When I picked up a much better (but still shitty) camera at the age of 12 and made my first semi-real video with a friend, we decided to post it on YouTube for fun. I later found a video editing software that came with my laptop, and started experimenting with more videos. That’s when it really began.
I started making and filming my own original skits—then music videos—then movie scene re-makes—then my own short films. I gained a YouTube following and started building relationships with people in the online community who loved doing the same thing. My interest in being in front of the camera began to grow as well. During my first year of middle school in sixth grade, my mom encouraged me to try out for the school play. I won best actress for my role as the school nerd that year, and tried out and acted in the plays every year after that. I continued to do theatre all throughout high school, making friends and falling in love with the costumes and characters and stories; both performing and directing. I took what I knew from the stage, and let it inspire me to do some of the same things on camera—and I loved it.
In one of my first production classes in college, it hit me: I was developing and writing treatments before I knew what they were, and shooting low angles and high angles and rack focusing before I even knew they had names. I was a writer, producer, and sometimes actor, and I didn’t even know it. I was just doing what I loved.
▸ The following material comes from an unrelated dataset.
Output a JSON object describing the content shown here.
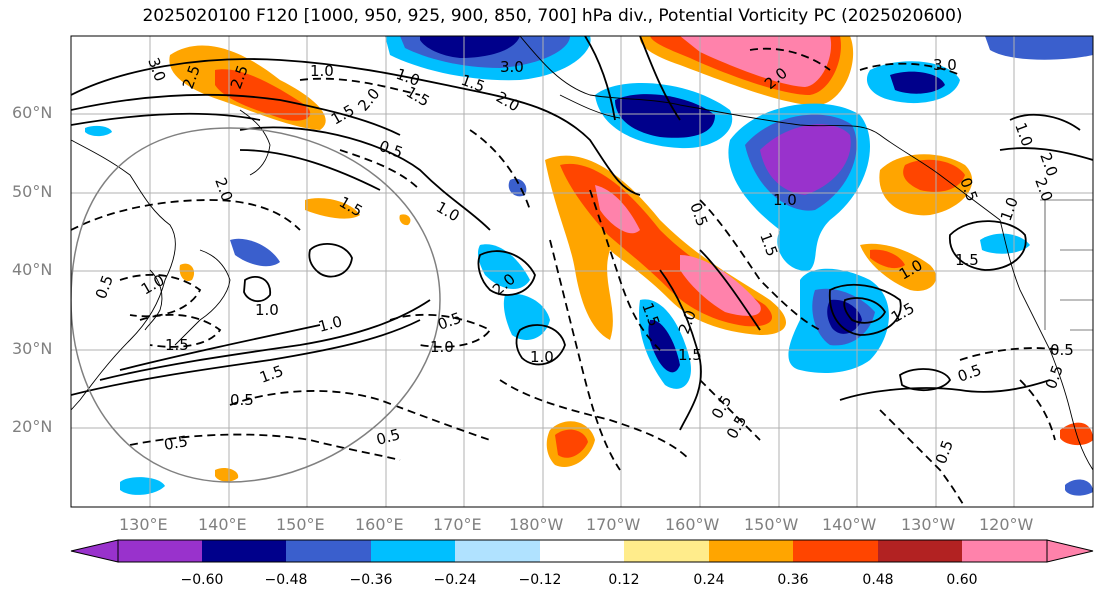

As I got older, I realized it wasn’t just the act of movie-making that I loved.
It was storytelling.
As you can see—I used the word “love” at least four or five times while explaining my story.
And if that doesn’t say something, I don’t know what else does.
When Amy told us yesterday to get clear on what we want by tuning in to what we love instinctively—it only solidified the answer for me.
Storytelling runs through my veins; it’s constantly on my mind and in my heart.
But I’m still pretty confused.
I mean—I’m 20.
Storytelling is a very broad term. I like a lot of things—so many things that I don’t know exactly what I want to do yet. I don’t know where to start. I want to act. I want to talk and discuss. I want to write. I want to develop. I want to produce. I want to direct.
At my internship this summer, I love being there. I like what I’m doing and how much I’m learning. I’m working hard.
But in the midst of Amy talking, I realized something right then and there.
There are two different kinds of hard work. There’s the kind of work where you try hard because you want to appear good, be good, or look good.
And then there’s the kind of work where you’re working hard and you don’t even realize it. Where you stay up all night (like right now on the living room floor writing this) to perfect something, or understand something, or finish something. Where you work hard because you want to discover, or find, or build, or be better; because you want to make something the best that it can be.
You’re working hard for yourself.
And I realized the second is the one we’re supposed to chase after.
I found that where I worked my hardest, is creatively.
Using my brain to create. To problem solve with my eyes, heart, and mind. To figure out where something should be placed, or what to capture, or how something can be told. To strategize how it can be marketed and advertised and sold. To execute visions, and write ideas. To bring something inspiring to the world. And it’s what what feels right to me.
I don’t know where I’m going yet.
But I do know that feeling is what I’m going to follow.